Intuiting Pratt Parsing

(louis.co.nz)

48 points | by signa11 2 days ago

5 comments

logdahl 1 hour ago
Love Pratt parsing! Not a compiler guy, but I've spent way too many hours reflecting on parsing. I remember trying to get though the dragon book so many times and reading all about formal grammar etc. Until I landed on; recursive descent parsing + Pratt for expressions. Super simple technique, and for me is sufficient. I'm sure it doesn't cover all cases, but just for toy languages it feels like we can usually do everything with 2-token lookahead.
Not to step on anyone's toes, I just don't feel that formal grammar theory is that important in practice. :^)
[-]
- eru 21 minutes ago
  The Dragon book is not very good, to be honest.
  It was probably decent when all you had was something like Pascal and you wanted to write a C compiler.
  Parsing and compiling and interpreting etc are all much more at home in functional languages. Much easier to understand there. And once you do, then you can translate back into imperative.
  For parsing: by default you should be using parser combinators.
- randomNumber7 1 hour ago
  It's not for toy languages. Most big compilers use recursive descent parsing.
- signa11 52 minutes ago
  > Not to step on anyone's toes, I just don't feel that formal grammar theory is that important in practice. :^)
  exactly this ! a thousand times this !
  [-]
  - ogogmad 46 minutes ago
    I think even the theory of Regular Languages is overdone: You can get the essence of what NFAs are without really needing NFAs. You can get O(n) string matching without formally implementing NFAs, or using any other formal model like regex-derivatives.
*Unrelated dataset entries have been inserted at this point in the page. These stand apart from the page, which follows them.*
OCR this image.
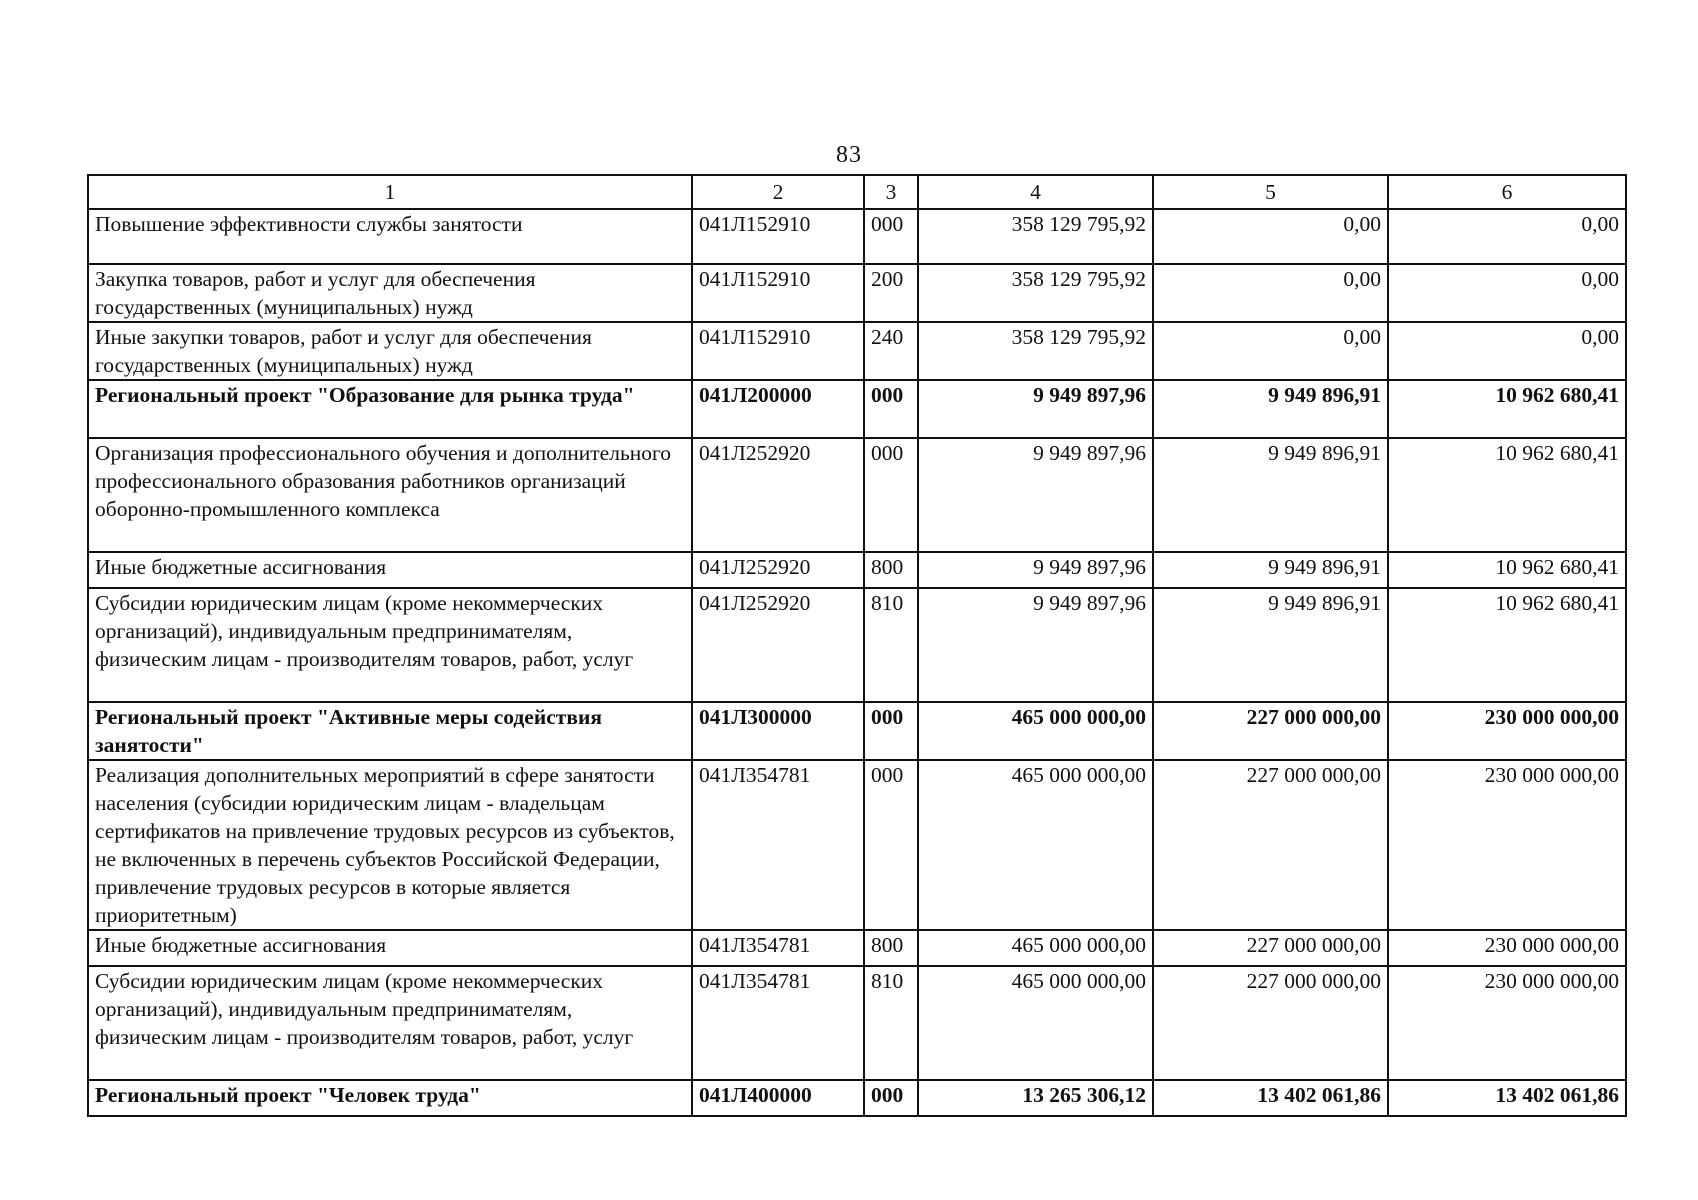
83
1	2	3	4	5	6
Повышение эффективности службы занятости	041Л152910	000	358 129 795,92	0,00	0,00
Закупка товаров, работ и услуг для обеспечения государственных (муниципальных) нужд	041Л152910	200	358 129 795,92	0,00	0,00
Иные закупки товаров, работ и услуг для обеспечения государственных (муниципальных) нужд	041Л152910	240	358 129 795,92	0,00	0,00
Региональный проект "Образование для рынка труда"	041Л200000	000	9 949 897,96	9 949 896,91	10 962 680,41
Организация профессионального обучения и дополнительного профессионального образования работников организаций оборонно-промышленного комплекса	041Л252920	000	9 949 897,96	9 949 896,91	10 962 680,41
Иные бюджетные ассигнования	041Л252920	800	9 949 897,96	9 949 896,91	10 962 680,41
Субсидии юридическим лицам (кроме некоммерческих организаций), индивидуальным предпринимателям, физическим лицам - производителям товаров, работ, услуг	041Л252920	810	9 949 897,96	9 949 896,91	10 962 680,41
Региональный проект "Активные меры содействия занятости"	041Л300000	000	465 000 000,00	227 000 000,00	230 000 000,00
Реализация дополнительных мероприятий в сфере занятости населения (субсидии юридическим лицам - владельцам сертификатов на привлечение трудовых ресурсов из субъектов, не включенных в перечень субъектов Российской Федерации, привлечение трудовых ресурсов в которые является приоритетным)	041Л354781	000	465 000 000,00	227 000 000,00	230 000 000,00
Иные бюджетные ассигнования	041Л354781	800	465 000 000,00	227 000 000,00	230 000 000,00
Субсидии юридическим лицам (кроме некоммерческих организаций), индивидуальным предпринимателям, физическим лицам - производителям товаров, работ, услуг	041Л354781	810	465 000 000,00	227 000 000,00	230 000 000,00
Региональный проект "Человек труда"	041Л400000	000	13 265 306,12	13 402 061,86	13 402 061,86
In fact, thinking in terms of NFAs makes it harder to see how to implement negation (or "complement" if you prefer to call it that) efficiently. It's still only linear time!
    The need for NFA/DFA/derivative models is mostly unnecessary because ultimately, REG is just DSPACE(O(1)). That's it. Thinking in any other way is confusing the map with the territory. Furthermore, REG is extremely robust, because we also have REG = DSPACE(o(log log n)) = NSPACE(o(log log n)) = 1-DSPACE(o(log n)). For help with the notation, see here: https://en.wikipedia.org/wiki/DSPACE
- gignico 1 hour ago
  Until you need to do more than all-or-nothing parsing :) see tree-sitter for example, or any other efficient LSP implementation of incremental parsing.
- ogogmad 1 hour ago
  Quick other one: To parse infix expressions, every time you see "x·y | (z | w)", find the operator of least binding power: In my example, I've given "|" less binding power than "·". Anyway, this visually breaks the expression into two halves: "x·y" and "(z | w)". Recursively parse those two subexpressions. Essentially, that's it.
  The symbols "·" and "|" don't mean anything - I've chosen them to be visually intuitive: The "|" is supposed to look like a physical divider. Also, bracketed expressions "(...)" or "{...}" should be parsed first.
  Wikipedia mentions that a variant of this got used in FORTRAN I. You could also speed up my naive O(n^2) approach by using Cartesian trees, which you can build using something suspiciously resembling precedence climbing.
svat 32 minutes ago
> I’ve read many articles on the same topic but never found it presented this way - hopefully N + 1 is of help to someone.
Can confirm; yes it was helpful! I've never thought seriously about parsing and I've read occasionally (casually) about Pratt parsing, but this is the first time it seemed like an intuitive idea I'll remember.
(Then I confused myself by following some references and remembering the term "precedence climbing" and reading e.g. https://www.engr.mun.ca/~theo/Misc/pratt_parsing.htm by the person who coined that term, but nevermind — the original post here has still given me an idea I think I'll remember.)
randomNumber7 1 hour ago
I can recommend anyone reading pratts original paper. Its written in a very cool and badass style.
https://dl.acm.org/doi/epdf/10.1145/512927.512931
hyperhello 45 minutes ago
You can either use the stack in an intuitive way, or you can change the tree directly in a somewhat less intuitive way without recursion. Essentially either DF or BF. I don’t see how it matters much anymore with stacks that grow automatically, but it’s good to understand.
priceishere 1 hour ago
An even simpler way imo, is explicit functions instead of a precedence table, then the code pretty much has the same structure as EBNF.
Need to parse * before +? Begin at add, have it call parse_mul for its left and right sides, and so on.
```
  parse_mul() {
    left = parse_literal()
    while(is_mul_token()) { // left associative
      right = parse_literal()
      make_mul_node(left, right)
    }
  }

  parse_add() {
    left = parse_mul()
    while(is_add_token()) { // left associative
      right = parse_mul()
      make_add_node(left, right)
    }
  }
```
Then just add more functions as you climb up the precedence levels.
[-]
- kryptiskt 1 hour ago
  You lose in versatility, then you can't add user-defined operators, which is pretty easy with a Pratt parser.